By Alan Hymers
The current investment period in England and Wales for water companies includes for over £1 billion (about USD $1.9 billion) in capital expenditures to solve property flooding arising from sewer systems.
Although available sewer network modeling software allows for predicting the response of the underground sewer network to storm conditions, what happens to the flow once it has escaped from the sewer system via a manhole cover is less clear. Interaction with the ground surface can mean that adjacent properties can become at risk of flooding since flow can travel over land, especially where property is located in low-lying areas. While a number of improvements are being developed in the industry, Mott MacDonald has developed techniques to help predict the risk associated with flooding and aid the design engineer in fully understanding the mechanism of flooding and hence deriving a cost-effective solution.
Digital Terrain Models
Digital terrain models (DTM) are built to allow the ground surface to be replicated, particularly in an area known to be at risk of flooding. Ground elevation data, usually captured by aerial laser scanning techniques (LIDAR), is used to generate the DTMs. Custom-designed software then reproduces a model of the ground surface. Geo-referenced data (that is, referenced to a common datum) can be overlain onto the DTM to display a number of views relevant to the study being undertaken.
The DTM is now ready for use and the underlying data can be queried in a number of ways. Height data can be readily displayed anywhere on the DTM, hence potential routes for new pipelines can easily be checked for viability in terms of potential construction depths. Potential new construction sites can initially be identified from aerial photography and areas to be avoided, such as nature-sensitive sites, can also be mapped onto the DTM and displayed visually.

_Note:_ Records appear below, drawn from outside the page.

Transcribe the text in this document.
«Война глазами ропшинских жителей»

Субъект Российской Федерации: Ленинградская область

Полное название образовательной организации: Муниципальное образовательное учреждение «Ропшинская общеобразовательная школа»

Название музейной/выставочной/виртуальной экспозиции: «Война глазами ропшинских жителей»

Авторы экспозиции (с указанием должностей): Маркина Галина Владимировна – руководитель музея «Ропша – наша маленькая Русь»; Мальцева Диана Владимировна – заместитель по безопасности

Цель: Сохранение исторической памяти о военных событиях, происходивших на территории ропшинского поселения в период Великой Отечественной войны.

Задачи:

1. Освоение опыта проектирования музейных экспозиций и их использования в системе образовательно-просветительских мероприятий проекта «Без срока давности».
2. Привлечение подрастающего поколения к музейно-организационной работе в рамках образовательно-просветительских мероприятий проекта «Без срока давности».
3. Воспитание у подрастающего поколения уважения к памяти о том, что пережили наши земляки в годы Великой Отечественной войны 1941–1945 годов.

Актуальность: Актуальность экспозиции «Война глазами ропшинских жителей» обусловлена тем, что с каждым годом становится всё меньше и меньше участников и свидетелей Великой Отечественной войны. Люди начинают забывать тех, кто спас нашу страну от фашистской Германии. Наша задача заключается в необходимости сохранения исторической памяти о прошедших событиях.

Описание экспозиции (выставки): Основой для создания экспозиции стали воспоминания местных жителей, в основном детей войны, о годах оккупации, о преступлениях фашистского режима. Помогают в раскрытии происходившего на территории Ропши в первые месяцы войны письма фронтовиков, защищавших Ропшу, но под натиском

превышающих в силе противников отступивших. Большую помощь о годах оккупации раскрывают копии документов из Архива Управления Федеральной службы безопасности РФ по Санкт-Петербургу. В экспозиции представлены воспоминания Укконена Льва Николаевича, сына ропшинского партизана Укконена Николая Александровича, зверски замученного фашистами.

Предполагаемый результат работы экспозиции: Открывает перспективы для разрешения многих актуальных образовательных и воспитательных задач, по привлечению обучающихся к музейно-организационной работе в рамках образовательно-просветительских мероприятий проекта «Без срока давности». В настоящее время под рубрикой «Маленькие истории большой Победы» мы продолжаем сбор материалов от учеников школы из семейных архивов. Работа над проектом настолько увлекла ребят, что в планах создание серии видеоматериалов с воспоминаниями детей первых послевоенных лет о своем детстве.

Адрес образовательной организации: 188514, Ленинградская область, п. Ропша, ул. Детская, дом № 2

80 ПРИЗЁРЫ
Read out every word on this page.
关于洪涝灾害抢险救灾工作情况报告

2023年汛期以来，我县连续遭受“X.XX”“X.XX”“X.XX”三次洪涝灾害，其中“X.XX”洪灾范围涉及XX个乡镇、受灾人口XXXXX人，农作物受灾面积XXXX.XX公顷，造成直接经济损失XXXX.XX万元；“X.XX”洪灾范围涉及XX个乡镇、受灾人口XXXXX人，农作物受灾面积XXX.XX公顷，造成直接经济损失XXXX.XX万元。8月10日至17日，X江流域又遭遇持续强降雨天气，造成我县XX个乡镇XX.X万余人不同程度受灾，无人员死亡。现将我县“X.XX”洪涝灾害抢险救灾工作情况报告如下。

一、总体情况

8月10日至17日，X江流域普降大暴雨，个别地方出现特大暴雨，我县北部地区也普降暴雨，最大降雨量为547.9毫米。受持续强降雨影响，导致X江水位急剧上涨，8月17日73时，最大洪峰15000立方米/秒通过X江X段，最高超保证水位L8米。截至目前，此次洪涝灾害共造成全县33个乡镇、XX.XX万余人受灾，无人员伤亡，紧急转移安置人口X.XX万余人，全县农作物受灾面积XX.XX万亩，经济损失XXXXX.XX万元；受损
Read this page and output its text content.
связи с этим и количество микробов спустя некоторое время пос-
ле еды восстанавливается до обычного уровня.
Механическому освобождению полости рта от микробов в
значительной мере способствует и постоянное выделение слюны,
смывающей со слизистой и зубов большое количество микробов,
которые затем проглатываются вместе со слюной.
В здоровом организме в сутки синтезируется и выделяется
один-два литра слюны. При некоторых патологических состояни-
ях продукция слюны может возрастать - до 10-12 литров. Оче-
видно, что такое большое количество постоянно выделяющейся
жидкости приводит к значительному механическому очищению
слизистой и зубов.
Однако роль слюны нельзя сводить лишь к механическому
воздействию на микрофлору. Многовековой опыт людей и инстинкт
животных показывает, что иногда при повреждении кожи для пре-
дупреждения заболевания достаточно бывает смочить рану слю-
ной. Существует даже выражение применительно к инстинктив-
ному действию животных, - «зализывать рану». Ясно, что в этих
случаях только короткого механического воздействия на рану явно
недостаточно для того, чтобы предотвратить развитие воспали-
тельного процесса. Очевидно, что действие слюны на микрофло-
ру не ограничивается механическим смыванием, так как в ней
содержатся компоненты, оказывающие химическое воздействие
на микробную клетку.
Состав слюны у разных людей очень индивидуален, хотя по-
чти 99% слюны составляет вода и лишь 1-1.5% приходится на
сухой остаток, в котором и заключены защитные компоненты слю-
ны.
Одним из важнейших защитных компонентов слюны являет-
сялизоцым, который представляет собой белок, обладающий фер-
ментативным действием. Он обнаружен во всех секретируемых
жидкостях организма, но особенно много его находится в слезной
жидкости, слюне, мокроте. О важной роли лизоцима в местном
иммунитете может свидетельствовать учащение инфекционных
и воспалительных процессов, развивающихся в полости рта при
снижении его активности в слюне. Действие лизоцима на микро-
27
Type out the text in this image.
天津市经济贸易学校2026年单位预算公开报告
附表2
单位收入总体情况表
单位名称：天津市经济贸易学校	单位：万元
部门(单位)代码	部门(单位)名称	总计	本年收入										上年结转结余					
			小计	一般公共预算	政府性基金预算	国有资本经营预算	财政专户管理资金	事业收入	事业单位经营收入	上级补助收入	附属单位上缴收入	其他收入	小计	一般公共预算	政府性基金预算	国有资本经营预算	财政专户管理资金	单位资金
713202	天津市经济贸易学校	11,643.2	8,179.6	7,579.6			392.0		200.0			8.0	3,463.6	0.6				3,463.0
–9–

Predicting Surface Flow Paths
Additional 2D modeling software is now also used that, when combined with sewer modeling software, allows a better understanding of the flooding mechanism. The 2D modeling tool creates a 2D mesh over the area of interest and routes flood water over ground surface held in the 3D model. As shown in the figures, early in the storm, floodwater on the surface is routed across the 3D ground model (shown in blue). In the middle of the storm, flow is routed across the surface from north-west to south-east. By the end of the storm, flow has been routed to south-east corner of the site and is filling a depression on the surface (shown as dark blue).
About the Author:
Alan Hymers is an associate with Mott MacDonald, based in the company’s Newcastle-Upon-Tyne office. He is a chartered civil engineer with experience in the project management, design and site supervision of civil engineering works.